Digging for the Skilled Need
Even the vaguest patient referral can sometimes be justified as a skilled visit with one follow up visit to reassess, provided the homebound status can be established and well defined and documented. The admitting nurse or therapist may have to become Sherlock Holmes, but with some strong investigative skills, the need can often be established. 

For example, decreased mobility (or what we may also call “the dwindles”) at any age can present complications with elimination patterns, nutrition and hydration status, circulatory complications, skin breakdown and home safety issues. 

Further, what might be the underlying cause for this condition? 
  • Is there an issue with acute or chronic pain control, pulmonary retraining, depression or other mental health issues, etc? 
  • Would the patient benefit from PT, OT, or an MSW? 
  • Are there issues to explore such as poorly managed chronic illnesses such as heart disease, or diabetes? 

Your follow up visit would be to re-assess understanding of your teaching and follow through. Make appropriate referrals and discharge as soon as possible.

Clues From the HomeBound Status
Sometimes the skilled need will clue you into the homebound status. Remember, homebound doesn't need to be a permanent status. Are you there for wound care to an infected post op wound? Although the wound doesn't make them homebound, the underlying cause of the wound can be the homebound factor such as any of the following:
  • Medical restriction to home status post surgery and wound infection
  • Significant weakness due to post op status, must rest after ambulating 20 feet
  • Post op bedrest with BRP only;
  • Activity restrictions post operatively
  • Impaired mobility post operatively with open draining wound
  • On IV antibiotic therapy for open wound infection

If in doubt about the validity of a skilled need discuss the case with your team in case conference and with your nurse manager, team leader, and/or administrator. Brainstorm together. Refer to the HIM11, the Medicare COPs, and/or to your reimbursement intermediary for advice. 

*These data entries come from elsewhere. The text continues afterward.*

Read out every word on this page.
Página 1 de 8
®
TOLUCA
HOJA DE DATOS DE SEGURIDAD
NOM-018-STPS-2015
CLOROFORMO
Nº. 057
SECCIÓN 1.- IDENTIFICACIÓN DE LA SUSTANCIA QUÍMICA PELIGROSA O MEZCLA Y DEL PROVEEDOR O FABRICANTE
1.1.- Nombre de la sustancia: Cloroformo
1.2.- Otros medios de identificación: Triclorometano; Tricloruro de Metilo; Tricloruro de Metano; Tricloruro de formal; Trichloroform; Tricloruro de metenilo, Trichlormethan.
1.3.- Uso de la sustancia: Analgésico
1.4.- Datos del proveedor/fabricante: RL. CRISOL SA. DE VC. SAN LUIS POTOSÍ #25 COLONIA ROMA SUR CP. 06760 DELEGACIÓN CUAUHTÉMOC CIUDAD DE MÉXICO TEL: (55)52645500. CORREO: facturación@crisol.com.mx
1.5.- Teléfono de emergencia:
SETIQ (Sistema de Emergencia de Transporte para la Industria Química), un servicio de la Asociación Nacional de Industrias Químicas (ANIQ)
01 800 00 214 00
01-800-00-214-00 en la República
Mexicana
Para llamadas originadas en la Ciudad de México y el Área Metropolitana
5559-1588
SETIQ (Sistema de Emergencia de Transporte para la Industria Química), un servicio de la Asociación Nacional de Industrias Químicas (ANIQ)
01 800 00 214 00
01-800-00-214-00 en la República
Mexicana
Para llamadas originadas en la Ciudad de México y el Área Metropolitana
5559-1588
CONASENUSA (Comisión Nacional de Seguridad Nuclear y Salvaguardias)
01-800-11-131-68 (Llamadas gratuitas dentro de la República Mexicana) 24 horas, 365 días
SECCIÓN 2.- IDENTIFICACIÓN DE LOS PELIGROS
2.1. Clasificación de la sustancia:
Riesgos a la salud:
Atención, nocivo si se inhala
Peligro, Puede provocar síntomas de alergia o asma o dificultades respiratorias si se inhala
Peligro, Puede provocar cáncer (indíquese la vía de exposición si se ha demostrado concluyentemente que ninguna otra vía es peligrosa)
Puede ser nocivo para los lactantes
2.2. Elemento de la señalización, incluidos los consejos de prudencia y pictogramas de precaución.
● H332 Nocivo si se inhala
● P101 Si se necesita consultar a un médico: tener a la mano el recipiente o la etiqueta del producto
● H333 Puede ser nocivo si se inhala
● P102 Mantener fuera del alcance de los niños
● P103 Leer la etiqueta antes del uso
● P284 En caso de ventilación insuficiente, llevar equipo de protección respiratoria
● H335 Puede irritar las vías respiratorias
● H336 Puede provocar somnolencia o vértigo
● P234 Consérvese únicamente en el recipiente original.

When the Patient Isn’t Homebound
Certainly, if the homebound status cannot be established, then the patient does NOT meet all of the criteria for homecare and suggestions for appropriate community referrals should be provided. 

Remember, homebound status is not always permanent. When your patient is able to resume activities outside the home, it’s time to discharge. Make sure all of your teaching is wrapped up and discharge planning complete. Notify all disciplines to do so as well.